After the recorder lets you know that it's been 2 minutes since CPR began, you call for the compressor and monitor/defibrillator team members to switch. it's important that you always have a fresh compressor that can deliver high quality compressions between 100 and 120 compressions per minute and at the appropriate depth.
However, during the switch and before resuming CPR, you take a quick look at the monitor. It reveals persistent VFib. You then call for another shock with the monophasic defibrillator at 360 joules.

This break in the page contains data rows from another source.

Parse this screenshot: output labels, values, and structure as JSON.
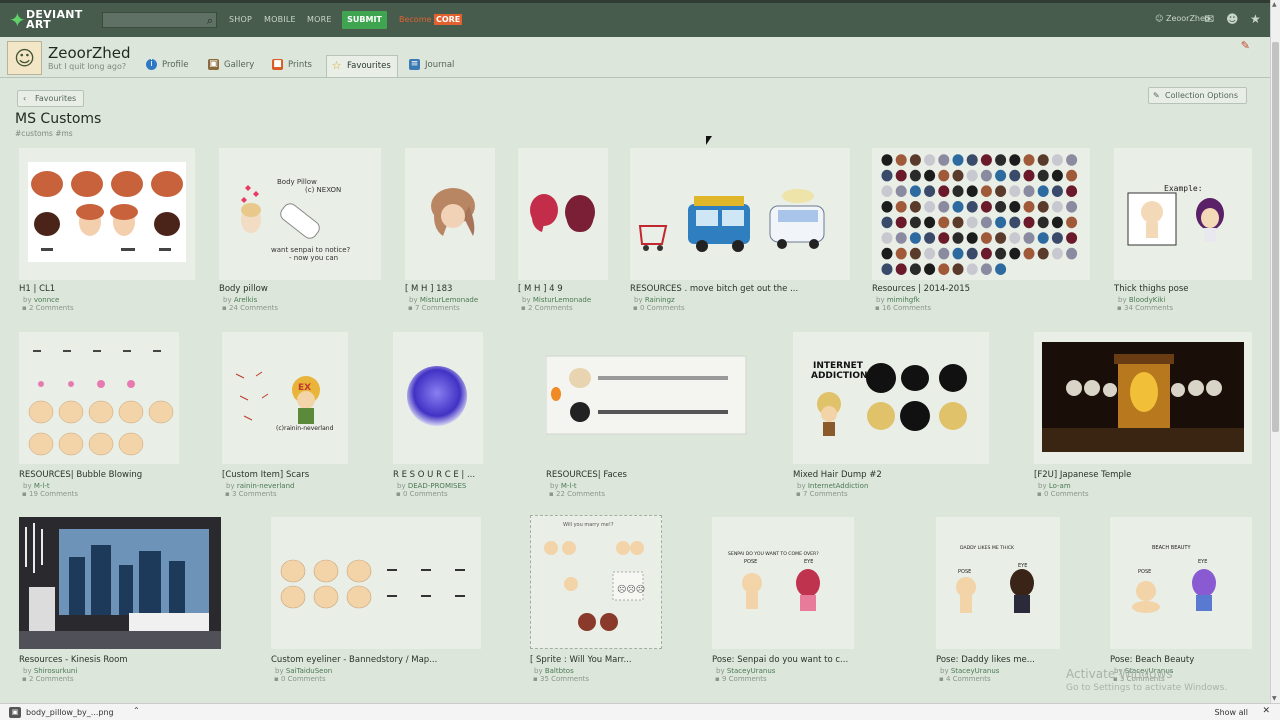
{
  "topbar": {
    "logo_line1": "DEVIANT",
    "logo_line2": "ART",
    "search_placeholder": "",
    "nav": [
      "SHOP",
      "MOBILE",
      "MORE"
    ],
    "submit_label": "SUBMIT",
    "become_label": "Become",
    "core_label": "CORE",
    "username": "ZeoorZhed"
  },
  "profile": {
    "name": "ZeoorZhed",
    "tagline": "But I quit long ago?",
    "tabs": [
      {
        "label": "Profile",
        "icon": "info-icon"
      },
      {
        "label": "Gallery",
        "icon": "gallery-icon"
      },
      {
        "label": "Prints",
        "icon": "prints-icon"
      },
      {
        "label": "Favourites",
        "icon": "star-icon",
        "active": true
      },
      {
        "label": "Journal",
        "icon": "journal-icon"
      }
    ]
  },
  "collection": {
    "back_label": "Favourites",
    "title": "MS Customs",
    "tags": "#customs #ms",
    "options_label": "Collection Options"
  },
  "cards": [
    {
      "title": "H1 | CL1",
      "by": "by",
      "author": "vonnce",
      "comments": "2 Comments"
    },
    {
      "title": "Body pillow",
      "by": "by",
      "author": "Arelkis",
      "comments": "24 Comments"
    },
    {
      "title": "[ M H ] 183",
      "by": "by",
      "author": "MisturLemonade",
      "comments": "7 Comments"
    },
    {
      "title": "[ M H ] 4 9",
      "by": "by",
      "author": "MisturLemonade",
      "comments": "2 Comments"
    },
    {
      "title": "RESOURCES . move bitch get out the ...",
      "by": "by",
      "author": "Rainingz",
      "comments": "0 Comments"
    },
    {
      "title": "Resources | 2014-2015",
      "by": "by",
      "author": "mimihgfk",
      "comments": "16 Comments"
    },
    {
      "title": "Thick thighs pose",
      "by": "by",
      "author": "BloodyKiki",
      "comments": "34 Comments"
    },
    {
      "title": "RESOURCES| Bubble Blowing",
      "by": "by",
      "author": "M-l-t",
      "comments": "19 Comments"
    },
    {
      "title": "[Custom Item] Scars",
      "by": "by",
      "author": "rainin-neverland",
      "comments": "3 Comments"
    },
    {
      "title": "R E S O U R C E | ...",
      "by": "by",
      "author": "DEAD-PROMISES",
      "comments": "0 Comments"
    },
    {
      "title": "RESOURCES| Faces",
      "by": "by",
      "author": "M-l-t",
      "comments": "22 Comments"
    },
    {
      "title": "Mixed Hair Dump #2",
      "by": "by",
      "author": "InternetAddiction",
      "comments": "7 Comments"
    },
    {
      "title": "[F2U] Japanese Temple",
      "by": "by",
      "author": "Lo-am",
      "comments": "0 Comments"
    },
    {
      "title": "Resources - Kinesis Room",
      "by": "by",
      "author": "Shirosurkuni",
      "comments": "2 Comments"
    },
    {
      "title": "Custom eyeliner - Bannedstory / Map...",
      "by": "by",
      "author": "SaiTaiduSeon",
      "comments": "0 Comments"
    },
    {
      "title": "[ Sprite : Will You Marr...",
      "by": "by",
      "author": "Baltbtos",
      "comments": "35 Comments"
    },
    {
      "title": "Pose: Senpai do you want to c...",
      "by": "by",
      "author": "StaceyUranus",
      "comments": "9 Comments"
    },
    {
      "title": "Pose: Daddy likes me...",
      "by": "by",
      "author": "StaceyUranus",
      "comments": "4 Comments"
    },
    {
      "title": "Pose: Beach Beauty",
      "by": "by",
      "author": "StaceyUranus",
      "comments": "3 Comments"
    }
  ],
  "thumb_text": {
    "pillow_line1": "Body Pillow",
    "pillow_line2": "(c) NEXON",
    "pillow_line3": "want senpai to notice?",
    "pillow_line4": "- now you can",
    "thick_example": "Example:",
    "scars_credit": "(c)rainin-neverland",
    "internet_line1": "INTERNET",
    "internet_line2": "ADDICTION",
    "marry": "Will you marry me!?",
    "senpai_caption": "SENPAI DO YOU WANT TO COME OVER?",
    "daddy_caption": "DADDY LIKES ME THICK",
    "beach_caption": "BEACH BEAUTY",
    "pose_label": "POSE",
    "eye_label": "EYE"
  },
  "downloads": {
    "file": "body_pillow_by_...png",
    "show_all": "Show all"
  },
  "watermark": {
    "line1": "Activate Windows",
    "line2": "Go to Settings to activate Windows."
  },
  "colors": {
    "topbar": "#475c4d",
    "page_bg": "#dde6da",
    "submit": "#3fa551",
    "core": "#e2622f"
  }
}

This time, when you check the monitor, you notice that the patient now has a normal sinus rhythm. You check for a pulse to confirm a perfusing rhythm. You find a pulse, but the patient still isn't breathing
You call for rescue breaths to continue at 1 breath every 6 seconds. And you call for a set of vitals to determine the next course of treatment. You find a blood pressure of 88 systolic after achieving ROSC (return of spontaneous circulation).
Pro Tip #2: A systolic blood pressure below 90 requires a 1 to 2-liter bolus of normal saline in order to raise the patient's blood pressure.
Since the patient is still in respiratory arrest, you call for an ET tube to be put in place and begin to monitor capnography. With capnography in place, you can verify proper tube placement when a persistent waveform is present at 35 to 40 mmHg.
Capnography measures the concentration of carbon dioxide in the patient's exhaled air at the end of expiration. The CO2 detected by capnography in this exhaled air is produced in the body and delivered to the lungs by circulating blood.
Pro Tip #3: This is why it's so helpful to know when compressions are being done correctly, by producing circulation though the body that gets that CO2 out to the lungs to be exhaled. This helps you know that CPR is effective or when the body is returning biologically, and you can see that exchange of gases – oxygen and CO2.
Your megacode scenario ends with you calling for a 12 lead ECG and another set of vitals as you and your team begin to consider the underlying causes that went into this patient's cardiac arrest. And by finding those causes, you can begin correcting them and save the patient's life.